Her gün arabamı park ettikten sonra iş yerime yürürken, yolumun üzerindeki kaldırım taşlarında, çalılık diplerinde, araba kaputlarının altında ya da apartman girişlerinde onları görüyorum. Bir selamlaşıyoruz, bir günaydınlaşıyoruz. Bu küçük ritüel, sabahın koşuşturması arasında bana huzur veriyor.
Geçenlerde bir arkadaşım, “Yazılarını okuyorum ama hep biraz hüzün var satırlarında” dedi. Haklıydı belki de. Çünkü bu ülkede pozitif bir şey yazmak artık kolay değil. Haberler, sokaklar, yüzler, her şey biraz yorgun. Ama düşündüm; madem öyle, o zaman ben de küçük şeylerden bahsedeyim dedim. Çünkü mutluluk artık büyük yerlerde değil, küçük anlarda gizli.
Mesela o Çankaya kedilerinde...
Yavrularıyla gezen bir anne kediyle göz göze geldiğimde, önce tetikte oluyor. Haklı olarak yavrusunu koruyor. Ama bakışlarımda zarar olmadığını anlayınca usulca yaklaşıyor, başını dizime sürtüyor. O anda aramızda kelimesiz bir güven doğuyor. Düşünsene, hayvan düşmanlığının bu kadar arttığı bir dünyada, bir sokak kedisinin insana güvenmesi ne kadar büyük bir şey aslında.

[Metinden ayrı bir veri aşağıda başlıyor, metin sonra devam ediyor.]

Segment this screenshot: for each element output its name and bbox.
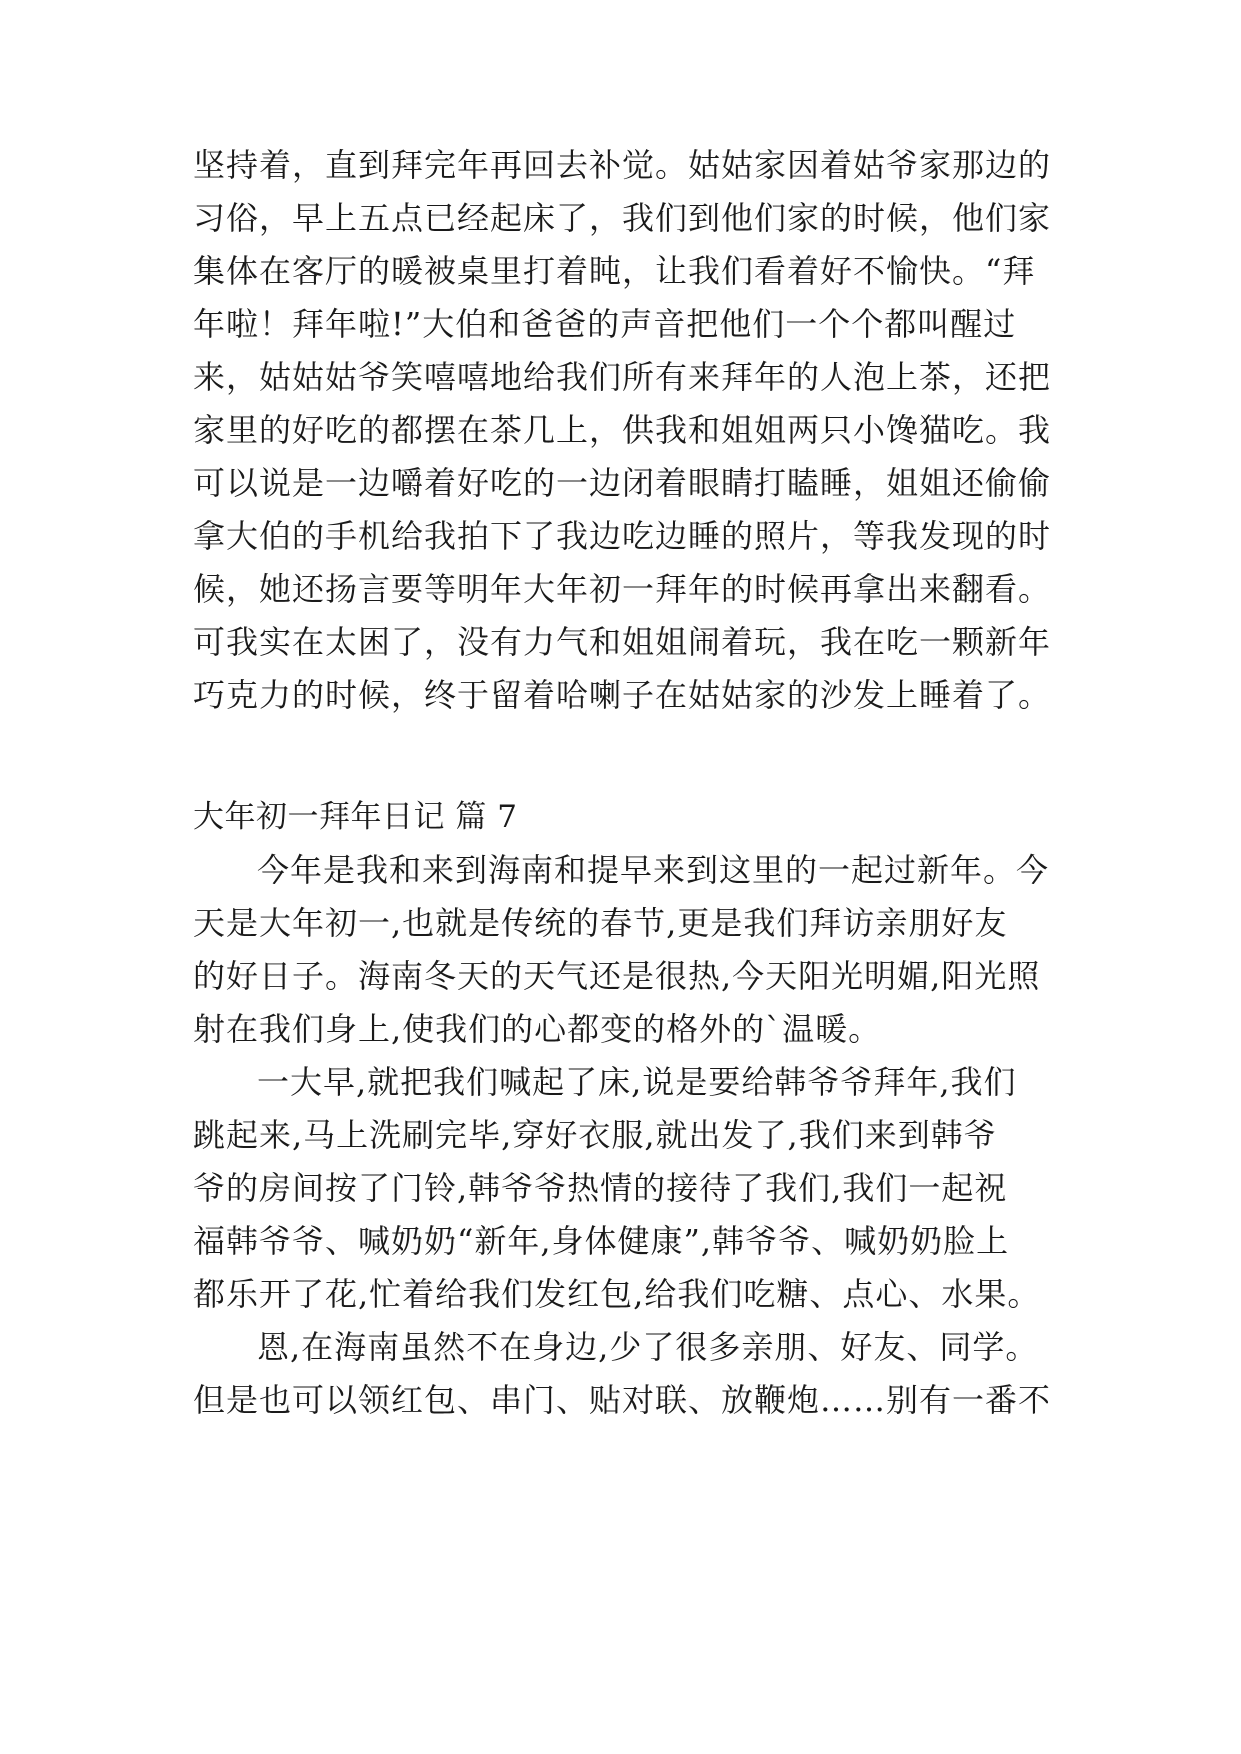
body-line: 拿大伯的手机给我拍下了我边吃边睡的照片，等我发现的时 (193, 517, 1052, 555)
body-line: 的好日子。海南冬天的天气还是很热,今天阳光明媚,阳光照 (193, 957, 1041, 995)
body-line: 可以说是一边嚼着好吃的一边闭着眼睛打瞌睡，姐姐还偷偷 (193, 464, 1052, 502)
body-line: 但是也可以领红包、串门、贴对联、放鞭炮……别有一番不 (193, 1381, 1052, 1419)
body-line: 集体在客厅的暖被桌里打着盹，让我们看着好不愉快。“拜 (193, 252, 1036, 290)
body-line: 都乐开了花,忙着给我们发红包,给我们吃糖、点心、水果。 (193, 1275, 1041, 1313)
body-line: 跳起来,马上洗刷完毕,穿好衣服,就出发了,我们来到韩爷 (193, 1116, 997, 1154)
body-line: 爷的房间按了门铃,韩爷爷热情的接待了我们,我们一起祝 (193, 1169, 1008, 1207)
body-line: 今年是我和来到海南和提早来到这里的一起过新年。今 (257, 851, 1050, 889)
body-line: 巧克力的时候，终于留着哈喇子在姑姑家的沙发上睡着了。 (193, 676, 1052, 714)
section-heading: 大年初一拜年日记 篇 7 (193, 799, 518, 835)
body-line: 坚持着，直到拜完年再回去补觉。姑姑家因着姑爷家那边的 (193, 146, 1052, 184)
body-line: 来，姑姑姑爷笑嘻嘻地给我们所有来拜年的人泡上茶，还把 (193, 358, 1052, 396)
body-line: 射在我们身上,使我们的心都变的格外的`温暖。 (193, 1010, 882, 1048)
body-line: 恩,在海南虽然不在身边,少了很多亲朋、好友、同学。 (257, 1328, 1039, 1366)
body-line: 年啦！拜年啦!”大伯和爸爸的声音把他们一个个都叫醒过 (193, 305, 1017, 343)
body-line: 可我实在太困了，没有力气和姐姐闹着玩，我在吃一颗新年 (193, 623, 1052, 661)
body-line: 家里的好吃的都摆在茶几上，供我和姐姐两只小馋猫吃。我 (193, 411, 1052, 449)
body-line: 习俗，早上五点已经起床了，我们到他们家的时候，他们家 (193, 199, 1052, 237)
body-line: 一大早,就把我们喊起了床,说是要给韩爷爷拜年,我们 (257, 1063, 1017, 1101)
body-line: 天是大年初一,也就是传统的春节,更是我们拜访亲朋好友 (193, 904, 1008, 942)
body-line: 候，她还扬言要等明年大年初一拜年的时候再拿出来翻看。 (193, 570, 1052, 608)
body-line: 福韩爷爷、喊奶奶“新年,身体健康”,韩爷爷、喊奶奶脸上 (193, 1222, 1010, 1260)
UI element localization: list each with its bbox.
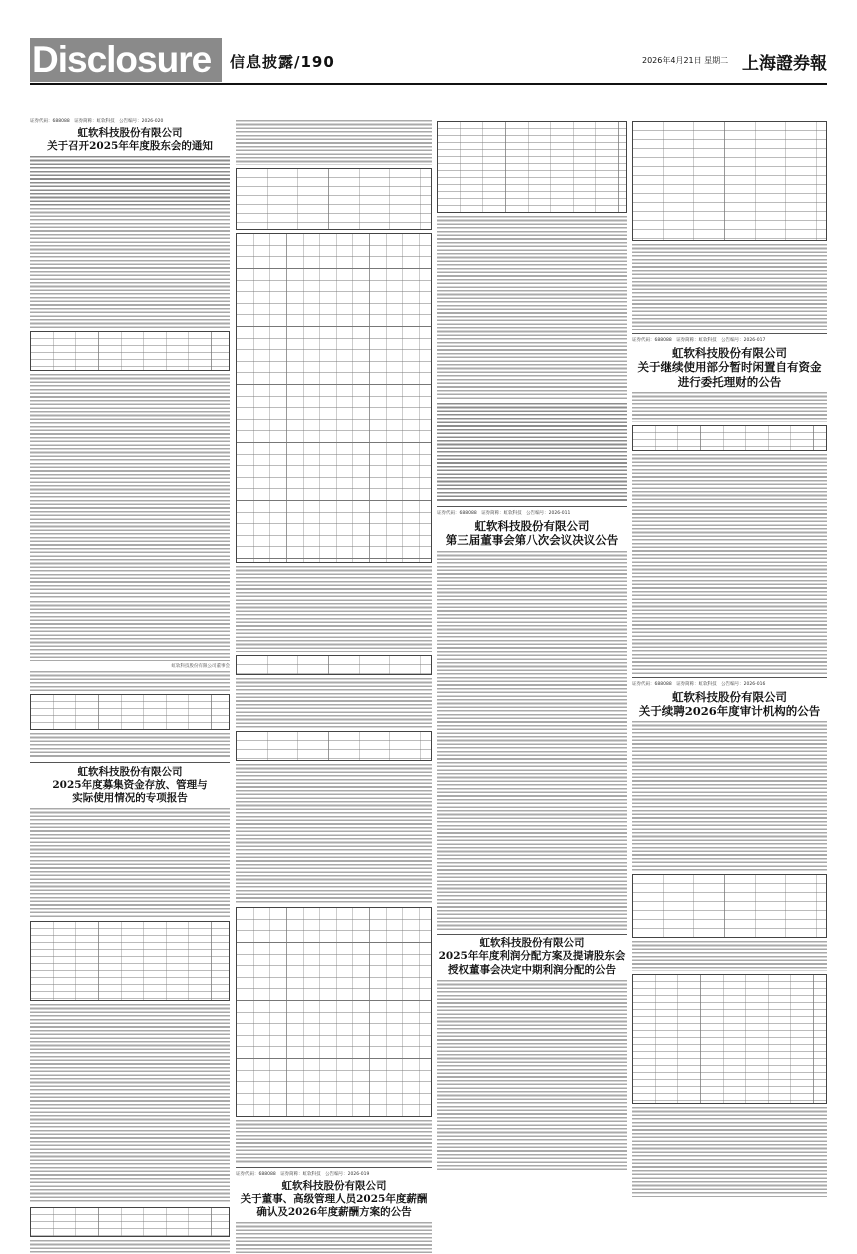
divider <box>632 677 827 678</box>
body-text <box>236 120 432 165</box>
divider <box>236 1167 432 1168</box>
body-text <box>437 980 627 1170</box>
data-table <box>632 974 827 1104</box>
column-4 <box>632 118 827 1199</box>
body-text <box>437 216 627 401</box>
disclosure-logo: Disclosure <box>30 38 222 82</box>
body-text <box>30 1004 230 1204</box>
body-text <box>437 403 627 503</box>
data-table <box>236 907 432 1117</box>
body-text <box>236 1120 432 1164</box>
column-2 <box>236 118 432 1254</box>
body-text <box>632 941 827 971</box>
data-table <box>632 874 827 938</box>
masthead-rule <box>30 83 827 85</box>
issue-date: 2026年4月21日 星期二 <box>642 56 729 65</box>
column-1 <box>30 118 230 1254</box>
body-text <box>632 721 827 871</box>
divider <box>437 506 627 507</box>
data-table <box>236 233 432 563</box>
article-title-fund-report: 虹软科技股份有限公司 2025年度募集资金存放、管理与 实际使用情况的专项报告 <box>52 766 208 805</box>
body-text <box>632 244 827 330</box>
article-code-line: 证券代码：688088 证券简称：虹软科技 公告编号：2026-016 <box>632 681 766 687</box>
body-text <box>30 733 230 759</box>
signoff: 虹软科技股份有限公司董事会 <box>171 664 230 670</box>
article-title-profit-distribution: 虹软科技股份有限公司 2025年年度利润分配方案及提请股东会 授权董事会决定中期利润分配的公告 <box>438 937 626 976</box>
article-title-entrusted-wealth: 虹软科技股份有限公司 关于继续使用部分暂时闲置自有资金 进行委托理财的公告 <box>637 345 822 389</box>
data-table <box>30 694 230 730</box>
data-table <box>236 731 432 761</box>
divider <box>632 333 827 334</box>
divider <box>437 934 627 935</box>
section-page-label: 信息披露/190 <box>230 53 335 71</box>
body-text <box>632 454 827 674</box>
data-table <box>236 655 432 675</box>
article-title-agm-notice: 虹软科技股份有限公司 关于召开2025年年度股东会的通知 <box>47 127 213 153</box>
data-table <box>30 921 230 1001</box>
body-text <box>30 671 230 691</box>
body-text <box>30 208 230 328</box>
data-table <box>632 425 827 451</box>
body-text <box>30 1240 230 1254</box>
article-title-pay-plan: 虹软科技股份有限公司 关于董事、高级管理人员2025年度薪酬 确认及2026年度薪酬方案的公告 <box>240 1179 428 1219</box>
body-text <box>30 808 230 918</box>
body-text <box>30 601 230 661</box>
data-table <box>30 331 230 371</box>
article-title-board-resolution: 虹软科技股份有限公司 第三届董事会第八次会议决议公告 <box>445 518 619 548</box>
body-text <box>632 392 827 422</box>
body-text <box>30 156 230 206</box>
article-code-line: 证券代码：688088 证券简称：虹软科技 公告编号：2026-020 <box>30 119 164 124</box>
data-table <box>632 121 827 241</box>
body-text <box>236 764 432 904</box>
body-text <box>236 566 432 652</box>
body-text <box>236 1222 432 1254</box>
newspaper-name: 上海證券報 <box>742 54 827 74</box>
article-code-line: 证券代码：688088 证券简称：虹软科技 公告编号：2026-017 <box>632 337 766 343</box>
article-title-auditor: 虹软科技股份有限公司 关于续聘2026年度审计机构的公告 <box>638 689 821 719</box>
column-3 <box>437 118 627 1172</box>
data-table <box>437 121 627 213</box>
body-text <box>437 551 627 931</box>
data-table <box>236 168 432 230</box>
divider <box>30 762 230 763</box>
body-text <box>236 678 432 728</box>
body-text <box>30 374 230 599</box>
article-code-line: 证券代码：688088 证券简称：虹软科技 公告编号：2026-019 <box>236 1171 370 1177</box>
data-table <box>30 1207 230 1237</box>
body-text <box>632 1107 827 1197</box>
masthead <box>30 38 827 84</box>
article-code-line: 证券代码：688088 证券简称：虹软科技 公告编号：2026-011 <box>437 510 571 516</box>
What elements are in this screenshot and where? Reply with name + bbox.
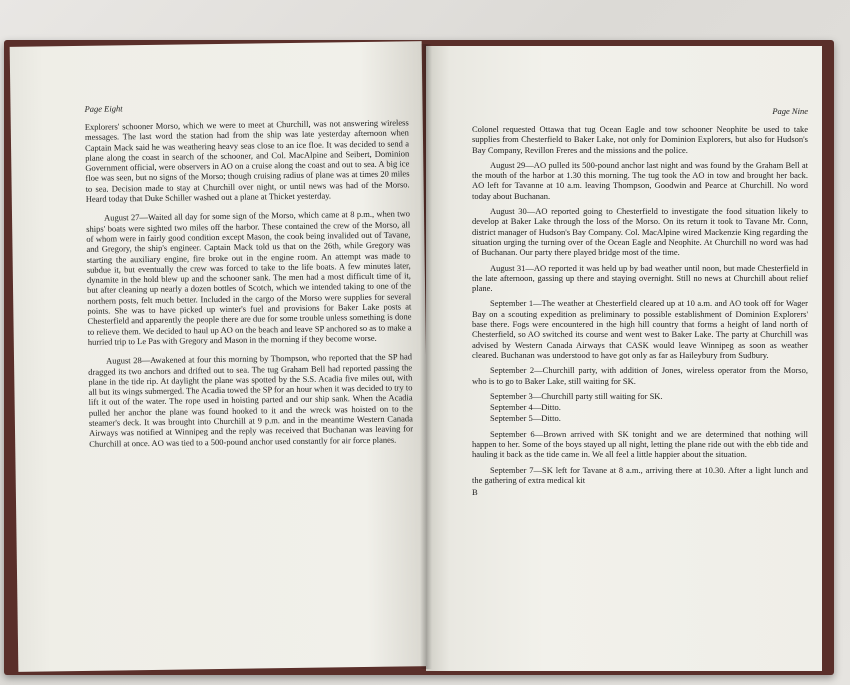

Bir de insanlar var bu hikâyede.
Onlarla da her sabah selamlaşıyoruz. Aynı kaldırımda, aynı kedilerin önünden geçen yabancılarla...
“Günaydın” diyoruz birbirimize.
Kısacık bir kelime ama bütün o yorgunluğu, bütün o memleket ağırlığını hafifletiyor. Bazen mutluluk, büyük mucizelerle gelmiyor.
Bir sokak kedisinin gözlerinde, tanımadığın birinin gülümsemesinde, sabahın o kısa sessizliğinde saklanıyor.
Belki de yaşamak tam olarak bu: Büyük dertlerin arasında küçük mutlulukları fark edebilmek.